City of God Symbols, Allegory and Motifs

City of God Symbols, Allegory and Motifs

Jerusalem

Augustine points to scripture to wield the symbolic significance of Jerusalem. He reminds his readers that “repentance and remission of sins should be preached in His name among all nations, beginning at Jerusalem.” Jerusalem is therefore cast as the originating point of Christianity and thus Jerusalem is solidified as the symbol of the City of God.

Babylon

The City of the World is essentially a metaphor for the collective number of people whom Augustine holds to be confused by the lure of earthy pursuits and pleasure rather than recognizing the pursuit of God.

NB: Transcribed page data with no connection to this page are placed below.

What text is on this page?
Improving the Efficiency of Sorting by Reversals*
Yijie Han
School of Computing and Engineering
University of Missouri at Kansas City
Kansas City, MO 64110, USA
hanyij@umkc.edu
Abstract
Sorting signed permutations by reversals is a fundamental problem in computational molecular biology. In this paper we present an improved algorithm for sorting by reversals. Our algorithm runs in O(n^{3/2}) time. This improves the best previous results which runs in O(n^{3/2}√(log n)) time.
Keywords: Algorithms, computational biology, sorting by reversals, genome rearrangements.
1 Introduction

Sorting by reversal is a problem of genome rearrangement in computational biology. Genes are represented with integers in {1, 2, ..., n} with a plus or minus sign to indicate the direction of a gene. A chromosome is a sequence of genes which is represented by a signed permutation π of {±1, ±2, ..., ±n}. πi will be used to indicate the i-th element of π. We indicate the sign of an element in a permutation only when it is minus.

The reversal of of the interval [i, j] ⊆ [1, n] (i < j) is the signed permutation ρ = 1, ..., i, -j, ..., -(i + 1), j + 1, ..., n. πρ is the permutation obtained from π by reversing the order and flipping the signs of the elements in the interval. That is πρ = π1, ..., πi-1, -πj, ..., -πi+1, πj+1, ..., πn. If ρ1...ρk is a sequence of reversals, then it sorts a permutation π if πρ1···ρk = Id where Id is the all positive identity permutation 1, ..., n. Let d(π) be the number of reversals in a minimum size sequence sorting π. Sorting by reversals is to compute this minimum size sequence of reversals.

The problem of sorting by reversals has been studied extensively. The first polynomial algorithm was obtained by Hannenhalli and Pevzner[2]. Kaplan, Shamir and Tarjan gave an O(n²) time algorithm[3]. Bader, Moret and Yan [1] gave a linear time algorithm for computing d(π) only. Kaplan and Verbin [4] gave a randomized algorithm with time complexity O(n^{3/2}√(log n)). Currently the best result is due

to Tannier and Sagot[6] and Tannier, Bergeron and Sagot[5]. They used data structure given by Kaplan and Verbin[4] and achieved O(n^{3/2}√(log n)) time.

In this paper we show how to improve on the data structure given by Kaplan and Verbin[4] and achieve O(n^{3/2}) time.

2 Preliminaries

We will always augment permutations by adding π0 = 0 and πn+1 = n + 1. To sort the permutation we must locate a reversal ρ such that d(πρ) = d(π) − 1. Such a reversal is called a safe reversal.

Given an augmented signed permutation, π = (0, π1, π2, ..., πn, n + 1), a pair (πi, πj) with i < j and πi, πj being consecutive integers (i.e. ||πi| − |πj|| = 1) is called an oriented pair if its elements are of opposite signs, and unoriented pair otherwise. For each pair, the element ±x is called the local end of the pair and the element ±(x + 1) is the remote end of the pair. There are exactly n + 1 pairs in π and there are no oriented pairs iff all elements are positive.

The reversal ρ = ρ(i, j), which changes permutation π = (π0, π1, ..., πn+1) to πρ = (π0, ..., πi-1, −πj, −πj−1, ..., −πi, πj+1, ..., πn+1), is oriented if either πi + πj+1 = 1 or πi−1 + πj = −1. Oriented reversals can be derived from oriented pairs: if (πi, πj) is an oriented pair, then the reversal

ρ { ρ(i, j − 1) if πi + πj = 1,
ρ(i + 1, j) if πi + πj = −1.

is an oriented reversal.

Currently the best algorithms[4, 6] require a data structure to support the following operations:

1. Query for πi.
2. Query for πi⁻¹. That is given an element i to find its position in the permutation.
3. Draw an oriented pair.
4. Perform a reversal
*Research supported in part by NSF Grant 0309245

Augustine writes of an ancient city known as Confusion and then explains that this city “is the same as Babylon…Babylon means Confusion.” Thus is Babylon situated as the symbol of the City of the World.

Rome

Augustine was motivated to compose City of God by the sacking of Rome by barbarians in the year 410. Actually, it was not so much the Goths which were physically responsible for the destruction, but the reaction of many Romans in the aftermath who began to point to the influence of Christianity upon the empire as the originating cause for Rome not successfully defending itself against the invading horde. The response within the City of God casts Rome as yet another symbolic city: in this case as the representative of necessary institutional order which allows the word of God to be spread and thus reduce the population of the City of the World and increase that of the City of God.

Fish

One of the most recognized—and confusing—symbols in the world today can be explained with a reading of City of God. In it, Augustine explains that the ancient Greek phrase which translates to “Jesus Christ the Son of God, the Saviour" becomes, when one takes the first letter of each word in the phrase, "fish." Augustine then provides context relative to Jesus as a fish: “because He was able to live, that is, to exist, without sin in the abyss of this mortality as in the depth of waters.”

Peacock

Augustine at one point relates a strange story of being served peacock meat for a meal and ordering a slice of it to be preserved. After a month and even a year, the meat produced no normal signs of rotting and thus the peacock is enshrined as a symbol of the immortality of the soul that comes with belief in God.